Earth System Physics, The Abdus Salam International Centre for Theoretical Physics (ICTP), Strada Costiera 11, Trieste, Italy.
International Research Institute for Climate and Society, Lamont-Doherty Earth Observatory, Columbia University, Palisades, New York, United States of America.
PLoS One. 2018 Sep 26;13(9):e0200638. doi: 10.1371/journal.pone.0200638. eCollection 2018.
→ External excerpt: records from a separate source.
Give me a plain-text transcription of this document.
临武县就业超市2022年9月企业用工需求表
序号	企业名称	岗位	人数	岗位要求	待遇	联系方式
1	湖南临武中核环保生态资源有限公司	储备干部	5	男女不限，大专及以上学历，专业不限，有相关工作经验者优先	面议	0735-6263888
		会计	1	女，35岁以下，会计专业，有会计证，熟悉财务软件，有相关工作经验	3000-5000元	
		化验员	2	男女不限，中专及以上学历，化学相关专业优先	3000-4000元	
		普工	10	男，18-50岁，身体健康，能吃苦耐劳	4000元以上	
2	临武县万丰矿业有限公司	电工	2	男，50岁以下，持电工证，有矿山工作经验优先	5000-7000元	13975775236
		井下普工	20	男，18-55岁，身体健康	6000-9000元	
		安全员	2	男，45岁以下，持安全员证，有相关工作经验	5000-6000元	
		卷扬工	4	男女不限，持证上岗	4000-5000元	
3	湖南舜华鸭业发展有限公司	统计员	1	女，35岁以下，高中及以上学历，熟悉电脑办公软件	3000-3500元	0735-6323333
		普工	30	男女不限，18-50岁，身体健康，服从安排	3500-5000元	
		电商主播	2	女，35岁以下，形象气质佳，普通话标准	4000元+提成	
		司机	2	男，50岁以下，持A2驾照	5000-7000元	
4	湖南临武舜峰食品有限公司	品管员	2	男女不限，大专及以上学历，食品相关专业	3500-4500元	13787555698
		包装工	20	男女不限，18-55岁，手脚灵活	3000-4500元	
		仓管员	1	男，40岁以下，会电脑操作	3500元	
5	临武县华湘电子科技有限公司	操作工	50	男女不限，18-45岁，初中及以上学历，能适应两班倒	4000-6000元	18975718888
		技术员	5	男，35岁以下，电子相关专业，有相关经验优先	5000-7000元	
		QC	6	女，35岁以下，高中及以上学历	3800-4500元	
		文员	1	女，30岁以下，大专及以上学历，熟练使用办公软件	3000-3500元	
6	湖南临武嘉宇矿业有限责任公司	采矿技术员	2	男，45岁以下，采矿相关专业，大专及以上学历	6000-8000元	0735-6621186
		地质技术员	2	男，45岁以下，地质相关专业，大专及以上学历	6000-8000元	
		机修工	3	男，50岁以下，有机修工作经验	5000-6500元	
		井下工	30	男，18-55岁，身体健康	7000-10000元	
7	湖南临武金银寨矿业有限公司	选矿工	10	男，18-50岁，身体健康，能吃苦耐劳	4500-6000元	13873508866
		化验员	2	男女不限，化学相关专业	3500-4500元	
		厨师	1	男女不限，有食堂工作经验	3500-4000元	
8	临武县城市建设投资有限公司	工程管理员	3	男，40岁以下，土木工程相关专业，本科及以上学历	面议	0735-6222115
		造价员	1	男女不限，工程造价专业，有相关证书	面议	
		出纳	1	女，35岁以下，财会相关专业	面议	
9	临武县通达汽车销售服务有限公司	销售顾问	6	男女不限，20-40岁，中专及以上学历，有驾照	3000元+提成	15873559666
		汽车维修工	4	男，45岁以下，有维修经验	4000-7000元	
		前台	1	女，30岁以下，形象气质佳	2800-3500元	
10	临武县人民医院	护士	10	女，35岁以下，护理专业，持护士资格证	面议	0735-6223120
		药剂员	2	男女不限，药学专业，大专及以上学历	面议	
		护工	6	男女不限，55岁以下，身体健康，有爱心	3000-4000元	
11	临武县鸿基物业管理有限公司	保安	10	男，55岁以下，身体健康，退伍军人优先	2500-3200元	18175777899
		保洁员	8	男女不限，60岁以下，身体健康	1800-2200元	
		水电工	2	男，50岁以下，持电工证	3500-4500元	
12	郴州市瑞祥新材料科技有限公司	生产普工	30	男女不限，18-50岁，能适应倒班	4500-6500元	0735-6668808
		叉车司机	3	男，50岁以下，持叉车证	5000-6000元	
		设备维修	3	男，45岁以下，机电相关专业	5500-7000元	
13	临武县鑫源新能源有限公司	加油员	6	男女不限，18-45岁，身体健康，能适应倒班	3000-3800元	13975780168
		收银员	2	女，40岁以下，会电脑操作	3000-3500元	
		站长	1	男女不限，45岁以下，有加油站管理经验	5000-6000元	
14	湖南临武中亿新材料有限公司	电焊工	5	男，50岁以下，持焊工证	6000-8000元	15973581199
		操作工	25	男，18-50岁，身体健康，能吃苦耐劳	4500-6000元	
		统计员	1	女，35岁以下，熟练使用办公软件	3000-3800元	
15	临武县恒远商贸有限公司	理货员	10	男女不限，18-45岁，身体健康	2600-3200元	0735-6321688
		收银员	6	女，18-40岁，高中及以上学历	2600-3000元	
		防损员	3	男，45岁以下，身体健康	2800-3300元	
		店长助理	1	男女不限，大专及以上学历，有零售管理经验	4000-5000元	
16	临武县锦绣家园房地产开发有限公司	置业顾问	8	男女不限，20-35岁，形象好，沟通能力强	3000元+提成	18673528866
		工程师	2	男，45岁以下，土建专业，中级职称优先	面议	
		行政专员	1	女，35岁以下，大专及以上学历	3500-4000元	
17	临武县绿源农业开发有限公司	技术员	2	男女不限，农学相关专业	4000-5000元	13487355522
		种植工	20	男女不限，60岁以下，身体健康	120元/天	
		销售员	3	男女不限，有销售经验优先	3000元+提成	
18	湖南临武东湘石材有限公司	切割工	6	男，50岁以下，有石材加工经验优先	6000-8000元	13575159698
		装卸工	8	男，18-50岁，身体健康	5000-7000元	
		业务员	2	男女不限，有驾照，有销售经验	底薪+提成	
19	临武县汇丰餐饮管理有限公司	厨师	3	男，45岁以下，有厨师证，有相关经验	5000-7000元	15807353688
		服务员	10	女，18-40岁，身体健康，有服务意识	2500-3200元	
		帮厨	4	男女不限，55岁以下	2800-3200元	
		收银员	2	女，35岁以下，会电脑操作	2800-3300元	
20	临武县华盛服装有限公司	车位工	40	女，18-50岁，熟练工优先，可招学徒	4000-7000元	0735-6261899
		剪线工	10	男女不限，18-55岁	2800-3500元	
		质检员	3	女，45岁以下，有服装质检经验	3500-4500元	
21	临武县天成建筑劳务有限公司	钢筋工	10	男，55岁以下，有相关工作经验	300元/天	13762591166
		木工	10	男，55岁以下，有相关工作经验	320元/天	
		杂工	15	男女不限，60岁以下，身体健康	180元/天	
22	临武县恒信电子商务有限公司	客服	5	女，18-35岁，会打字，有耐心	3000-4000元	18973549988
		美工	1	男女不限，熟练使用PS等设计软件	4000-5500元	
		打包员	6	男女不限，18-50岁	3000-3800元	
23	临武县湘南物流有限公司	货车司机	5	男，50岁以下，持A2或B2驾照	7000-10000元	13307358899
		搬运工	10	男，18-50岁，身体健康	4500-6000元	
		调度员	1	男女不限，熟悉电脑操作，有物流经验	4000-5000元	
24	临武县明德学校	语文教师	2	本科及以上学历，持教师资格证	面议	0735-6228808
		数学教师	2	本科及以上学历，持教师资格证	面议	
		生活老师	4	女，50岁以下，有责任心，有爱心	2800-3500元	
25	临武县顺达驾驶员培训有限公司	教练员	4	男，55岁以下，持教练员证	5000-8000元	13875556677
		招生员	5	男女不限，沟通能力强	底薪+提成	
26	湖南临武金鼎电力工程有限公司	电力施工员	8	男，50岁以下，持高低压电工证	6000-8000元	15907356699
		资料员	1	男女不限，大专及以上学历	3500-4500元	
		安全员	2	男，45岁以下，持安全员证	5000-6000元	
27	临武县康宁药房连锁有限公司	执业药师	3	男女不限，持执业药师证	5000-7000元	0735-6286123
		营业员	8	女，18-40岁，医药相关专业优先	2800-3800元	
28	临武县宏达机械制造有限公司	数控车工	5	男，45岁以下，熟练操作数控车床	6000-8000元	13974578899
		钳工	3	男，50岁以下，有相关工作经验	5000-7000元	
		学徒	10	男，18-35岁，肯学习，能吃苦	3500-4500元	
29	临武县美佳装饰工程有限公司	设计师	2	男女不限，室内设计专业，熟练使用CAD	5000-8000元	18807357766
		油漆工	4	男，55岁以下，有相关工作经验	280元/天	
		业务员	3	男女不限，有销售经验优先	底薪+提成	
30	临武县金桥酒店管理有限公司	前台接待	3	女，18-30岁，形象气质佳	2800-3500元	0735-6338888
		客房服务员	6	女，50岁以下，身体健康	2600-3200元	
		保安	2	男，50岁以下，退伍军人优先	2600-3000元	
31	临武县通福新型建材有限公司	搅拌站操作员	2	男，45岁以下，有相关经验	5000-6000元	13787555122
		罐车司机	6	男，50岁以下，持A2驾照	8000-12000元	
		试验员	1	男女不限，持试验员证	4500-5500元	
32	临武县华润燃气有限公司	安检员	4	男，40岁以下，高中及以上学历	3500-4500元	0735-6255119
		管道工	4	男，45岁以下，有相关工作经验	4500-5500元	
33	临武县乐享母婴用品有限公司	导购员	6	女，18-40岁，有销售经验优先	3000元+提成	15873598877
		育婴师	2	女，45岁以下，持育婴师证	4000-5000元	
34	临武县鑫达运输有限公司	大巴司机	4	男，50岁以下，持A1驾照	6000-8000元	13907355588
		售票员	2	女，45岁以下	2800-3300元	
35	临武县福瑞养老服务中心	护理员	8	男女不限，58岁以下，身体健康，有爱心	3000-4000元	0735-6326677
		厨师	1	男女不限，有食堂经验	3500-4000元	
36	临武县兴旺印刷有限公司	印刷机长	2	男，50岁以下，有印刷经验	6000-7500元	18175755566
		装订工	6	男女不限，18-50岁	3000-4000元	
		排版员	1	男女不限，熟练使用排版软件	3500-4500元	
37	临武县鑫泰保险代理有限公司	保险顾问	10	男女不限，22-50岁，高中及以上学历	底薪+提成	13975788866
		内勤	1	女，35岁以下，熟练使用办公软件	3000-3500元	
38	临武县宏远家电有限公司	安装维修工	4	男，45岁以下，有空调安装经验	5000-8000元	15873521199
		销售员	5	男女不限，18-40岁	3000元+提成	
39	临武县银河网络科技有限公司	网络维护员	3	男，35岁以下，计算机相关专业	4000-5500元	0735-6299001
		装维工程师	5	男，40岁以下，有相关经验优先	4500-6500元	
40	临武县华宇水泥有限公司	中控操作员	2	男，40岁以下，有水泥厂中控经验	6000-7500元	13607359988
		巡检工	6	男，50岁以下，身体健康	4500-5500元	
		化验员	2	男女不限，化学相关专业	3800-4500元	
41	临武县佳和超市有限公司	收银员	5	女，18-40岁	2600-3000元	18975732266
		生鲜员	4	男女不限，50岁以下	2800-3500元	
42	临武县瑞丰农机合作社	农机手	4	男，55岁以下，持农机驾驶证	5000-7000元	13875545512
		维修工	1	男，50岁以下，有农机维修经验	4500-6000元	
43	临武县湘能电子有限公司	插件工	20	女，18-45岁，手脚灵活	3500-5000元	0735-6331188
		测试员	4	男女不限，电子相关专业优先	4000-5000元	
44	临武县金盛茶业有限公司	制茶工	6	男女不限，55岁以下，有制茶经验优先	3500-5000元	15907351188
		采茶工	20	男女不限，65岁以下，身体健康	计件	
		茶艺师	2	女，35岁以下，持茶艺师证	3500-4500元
In this study, experiments are conducted to gauge the relative importance of model, initial condition, and driving climate uncertainty for simulations of malaria transmission at a highland plantation in Kericho, Kenya. A genetic algorithm calibrates each of these three factors within their assessed prior uncertainty in turn to see which allows the best fit to a timeseries of confirmed cases. It is shown that for high altitude locations close to the threshold for transmission, the spatial representativeness uncertainty for climate, in particular temperature, dominates the uncertainty due to model parameter settings. Initial condition uncertainty plays little role after the first two years, and is thus important in the early warning system context, but negligible for decadal and climate change investigations. Thus, while reducing uncertainty in the model parameters would improve the quality of the simulations, the uncertainty in the temperature driving data is critical. It is emphasized that this result is a function of the mean climate of the location itself, and it is shown that model uncertainty would be relatively more important at warmer, lower altitude locations.
在这项研究中,进行了实验以衡量模型、初始条件和驱动气候不确定性对于肯尼亚肯尼亚克里乔高地种植园疟疾传播模拟的相对重要性。遗传算法依次在其评估的先验不确定性范围内校准这三个因素中的每一个,以确定哪个因素最适合确诊病例的时间序列。结果表明,对于接近传播阈值的高海拔地区,气候(特别是温度)的空间代表性不确定性主导了由于模型参数设置引起的不确定性。初始条件不确定性在最初两年后几乎没有作用,因此在预警系统中很重要,但在年代际和气候变化研究中则可以忽略不计。因此,虽然减少模型参数的不确定性会提高模拟的质量,但驱动数据的温度不确定性至关重要。需要强调的是,这一结果是该地点平均气候的函数,并且表明在较温暖、海拔较低的地点,模型不确定性将相对更为重要。